Following this example: https://github.com/bitsondatadev/trino-getting-started/blob/main/hive/trino-b2/README.md got me to the following issue:
SQL Error [16777216]: Query failed (#20240531_002231_00032_e9wd4): Got exception: org.apache.hadoop.fs.s3a.AWSBadRequestException getFileStatus on s3://temporalTests/data/data.csv: com.amazonaws.services.s3.model.AmazonS3Exception: (Service: Amazon S3; Status Code: 400; Error Code: 400 ; Request ID: f1a8d38c4e5afd88; S3 Extended Request ID: adUFuAGsobtRvT3evbss=; Proxy: null), S3 Extended Request ID: adUFuAGsobtRvT3evbss=:400 : (Service: Amazon S3; Status Code: 400; Error Code: 400 ; Request ID: f1a8d38c4e5afd88; S3 Extended Request ID: adUFuAGsobtRvT3evbss=; Proxy: null)
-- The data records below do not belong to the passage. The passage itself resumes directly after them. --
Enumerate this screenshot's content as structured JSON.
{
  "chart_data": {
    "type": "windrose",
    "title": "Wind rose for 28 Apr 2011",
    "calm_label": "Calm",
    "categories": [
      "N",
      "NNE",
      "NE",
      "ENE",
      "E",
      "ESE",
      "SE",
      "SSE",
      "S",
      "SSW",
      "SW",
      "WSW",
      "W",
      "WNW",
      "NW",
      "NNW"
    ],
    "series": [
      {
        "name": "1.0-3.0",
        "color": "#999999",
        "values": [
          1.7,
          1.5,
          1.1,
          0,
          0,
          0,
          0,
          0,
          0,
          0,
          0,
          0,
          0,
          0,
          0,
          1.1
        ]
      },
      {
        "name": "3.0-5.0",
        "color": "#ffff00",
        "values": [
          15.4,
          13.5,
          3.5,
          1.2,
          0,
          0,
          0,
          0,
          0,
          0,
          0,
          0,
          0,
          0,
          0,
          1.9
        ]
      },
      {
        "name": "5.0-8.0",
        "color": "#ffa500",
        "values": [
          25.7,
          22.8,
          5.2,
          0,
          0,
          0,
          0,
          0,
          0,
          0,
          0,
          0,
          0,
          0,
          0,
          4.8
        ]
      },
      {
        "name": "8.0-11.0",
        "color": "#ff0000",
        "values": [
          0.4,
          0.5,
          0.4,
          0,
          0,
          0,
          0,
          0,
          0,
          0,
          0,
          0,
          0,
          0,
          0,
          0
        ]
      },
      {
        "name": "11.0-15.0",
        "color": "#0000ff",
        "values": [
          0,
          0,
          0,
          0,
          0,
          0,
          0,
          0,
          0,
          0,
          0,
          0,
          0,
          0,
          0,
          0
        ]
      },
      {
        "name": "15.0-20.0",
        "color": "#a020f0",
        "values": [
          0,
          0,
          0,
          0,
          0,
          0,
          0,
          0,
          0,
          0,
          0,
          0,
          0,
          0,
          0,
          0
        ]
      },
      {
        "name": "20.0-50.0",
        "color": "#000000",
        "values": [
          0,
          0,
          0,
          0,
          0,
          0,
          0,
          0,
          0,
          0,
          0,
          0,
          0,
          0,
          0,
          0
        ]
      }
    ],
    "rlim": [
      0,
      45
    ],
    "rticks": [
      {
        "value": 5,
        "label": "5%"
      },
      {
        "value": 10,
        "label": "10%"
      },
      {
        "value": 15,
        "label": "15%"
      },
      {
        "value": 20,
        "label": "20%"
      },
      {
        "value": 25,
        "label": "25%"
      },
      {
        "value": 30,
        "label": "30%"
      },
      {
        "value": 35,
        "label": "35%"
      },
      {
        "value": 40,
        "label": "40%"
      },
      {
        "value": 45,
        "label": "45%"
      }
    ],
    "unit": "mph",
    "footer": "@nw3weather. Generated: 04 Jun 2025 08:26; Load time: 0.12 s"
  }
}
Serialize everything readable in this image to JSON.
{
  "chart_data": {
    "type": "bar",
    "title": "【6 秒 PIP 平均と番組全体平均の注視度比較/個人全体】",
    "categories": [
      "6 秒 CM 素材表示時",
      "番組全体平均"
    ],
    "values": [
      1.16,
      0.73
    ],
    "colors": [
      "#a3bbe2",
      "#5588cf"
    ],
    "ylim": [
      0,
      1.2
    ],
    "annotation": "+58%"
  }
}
I am able to create the catalog through the sql console and the schema but it throws the error when creating the table.
CREATE CATALOG backblaze_catalog USING hive
WITH (
"hive.metastore.uri" = 'thrift://hive-metastore:9083', -- hive metastore created in other container
"hive.s3.aws-access-key" = 'KeyID',
"hive.s3.aws-secret-key" = 'AppKeyId',
"hive.s3.endpoint" = 'https://s3.us-west-123.backblazeb2.com',
"hive.s3.path-style-access"='true',
"hive.s3.region" = 'us-west-000',
"hive.non-managed-table-writes-enabled" = 'true',
"hive.storage-format" = 'CSV'
);
CREATE SCHEMA backblaze_catalog.raw_data
WITH (
"location" = 's3a://temporalTests/'
);
CREATE TABLE backblaze_catalog.raw_data.sample_data (
domain VARCHAR
)
WITH (
format = 'CSV',
external_location = 's3a://temporalTests/data/data.csv',
skip_header_line_count = 1
);
I've managed to test:
Is it something wrong I'm doing?
Thanks.
Your table definition references a file in B2 - it should reference a 'directory' (technically, a prefix, since directories don't exist in cloud object storage). Remove data.csv
from the table definition and it should work:
CREATE TABLE backblaze_catalog.raw_data.sample_data (
domain VARCHAR
)
WITH (
format = 'CSV',
external_location = 's3a://temporalTests/data/',
skip_header_line_count = 1
);